4. Repeat steps 1 and 2 for the studies that investigate carb_intake versus Glucose levels, and carb_intake versus Hemoglobin.

For the Series name, type in carb_intake vs. Glucose For the Series Y values, click on Select Range and highlight the Glucose column. For the Series X values, click on Select Range and highlight the carb_intake column.

For the Series name, type in carb_intake vs. Hemoglobin For the Series Y values, click on Select Range and highlight the Hemoglobin column. For the Series X values, click on Select Range and highlight the carb_intake column.
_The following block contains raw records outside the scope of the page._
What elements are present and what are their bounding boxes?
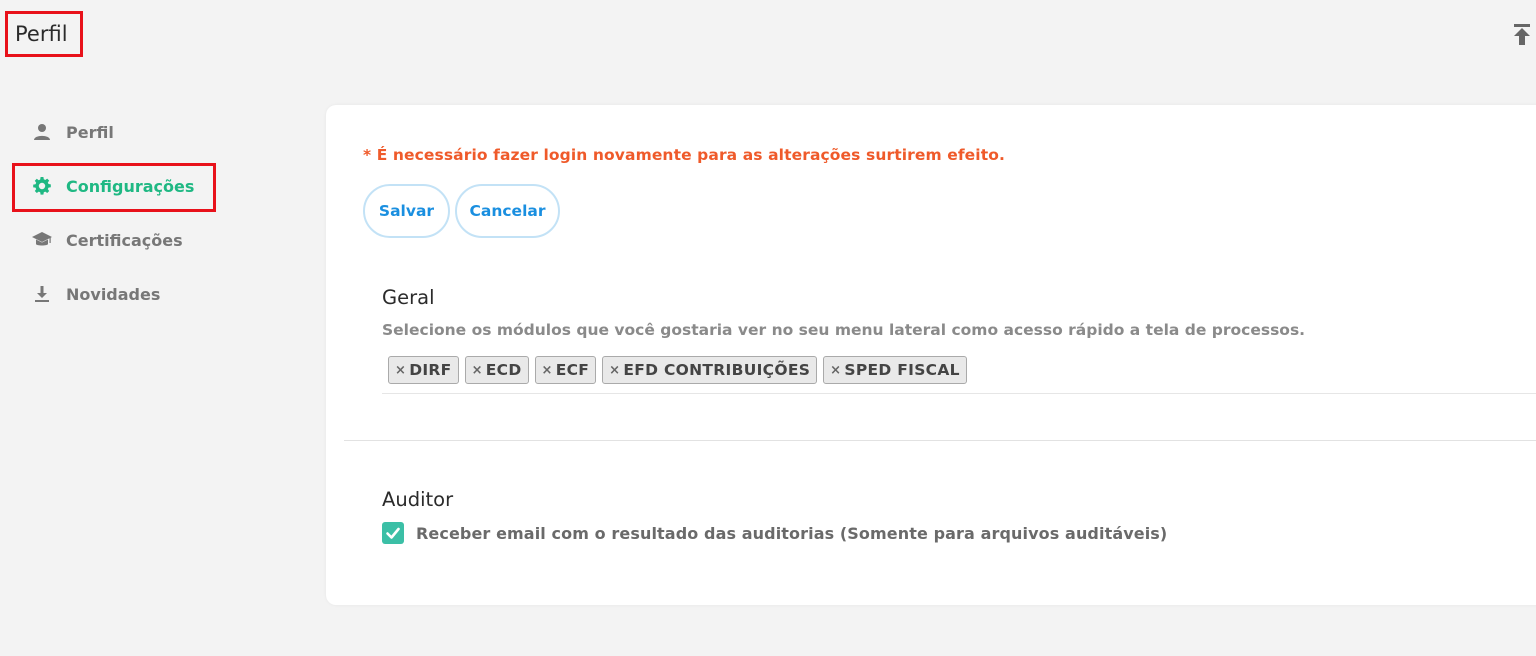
gear-icon bbox=[32, 176, 52, 196]
arrow-to-top-icon[interactable] bbox=[1512, 24, 1532, 46]
page-title: Perfil bbox=[5, 11, 83, 57]
section-divider bbox=[344, 440, 1536, 441]
page: Perfil Perfil Configurações Certificaçõe… bbox=[0, 0, 1536, 656]
tag-ecf: × ECF bbox=[534, 356, 597, 384]
sidebar-item-novidades[interactable]: Novidades bbox=[32, 280, 160, 308]
sidebar-item-certificacoes[interactable]: Certificações bbox=[32, 226, 183, 254]
tag-label: ECD bbox=[485, 361, 522, 379]
tag-efd-contribuicoes: × EFD CONTRIBUIÇÕES bbox=[602, 356, 818, 384]
graduation-cap-icon bbox=[32, 230, 52, 250]
geral-section-title: Geral bbox=[382, 286, 435, 309]
geral-section-description: Selecione os módulos que você gostaria v… bbox=[382, 321, 1306, 339]
tag-label: DIRF bbox=[409, 361, 452, 379]
modules-tag-input[interactable]: × DIRF × ECD × ECF × EFD CONTRIBUIÇÕES ×… bbox=[382, 356, 1536, 394]
user-icon bbox=[32, 122, 52, 142]
tag-ecd: × ECD bbox=[464, 356, 529, 384]
relogin-warning: * É necessário fazer login novamente par… bbox=[363, 146, 1005, 164]
sidebar-item-label: Novidades bbox=[66, 284, 161, 304]
cancel-button[interactable]: Cancelar bbox=[455, 184, 560, 238]
download-icon bbox=[32, 284, 52, 304]
tag-label: EFD CONTRIBUIÇÕES bbox=[623, 361, 811, 379]
tag-sped-fiscal: × SPED FISCAL bbox=[823, 356, 967, 384]
remove-tag-icon[interactable]: × bbox=[542, 363, 553, 378]
sidebar-item-perfil[interactable]: Perfil bbox=[32, 118, 114, 146]
tag-dirf: × DIRF bbox=[388, 356, 459, 384]
sidebar-item-label: Configurações bbox=[66, 176, 195, 196]
remove-tag-icon[interactable]: × bbox=[830, 363, 841, 378]
sidebar-item-configuracoes[interactable]: Configurações bbox=[32, 172, 194, 200]
auditor-section-title: Auditor bbox=[382, 488, 454, 511]
remove-tag-icon[interactable]: × bbox=[609, 363, 620, 378]
audit-email-checkbox[interactable] bbox=[382, 522, 404, 544]
tag-label: ECF bbox=[555, 361, 590, 379]
remove-tag-icon[interactable]: × bbox=[395, 363, 406, 378]
save-button[interactable]: Salvar bbox=[363, 184, 450, 238]
tag-label: SPED FISCAL bbox=[844, 361, 960, 379]
audit-email-label: Receber email com o resultado das audito… bbox=[416, 523, 1168, 543]
audit-email-option[interactable]: Receber email com o resultado das audito… bbox=[382, 522, 1167, 544]
sidebar-item-label: Certificações bbox=[66, 230, 183, 250]
sidebar-item-label: Perfil bbox=[66, 122, 114, 142]
checkmark-icon bbox=[386, 527, 400, 539]
remove-tag-icon[interactable]: × bbox=[472, 363, 483, 378]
5. Copy and paste your results for both studies below (both the output tables and plots). Think about it: Were there strong relationships indicated? Were there any extreme values that might skew results? How would you use the regression equations generated by the software? Were the regression equations the same when calculated from the scatter plots as they were using the Data Analysis Toolpak? What preliminary conclusions would be supported and what further study indicated?

6. Deliverable: Save this document and submit it into the Assignments, Week 5: Lab.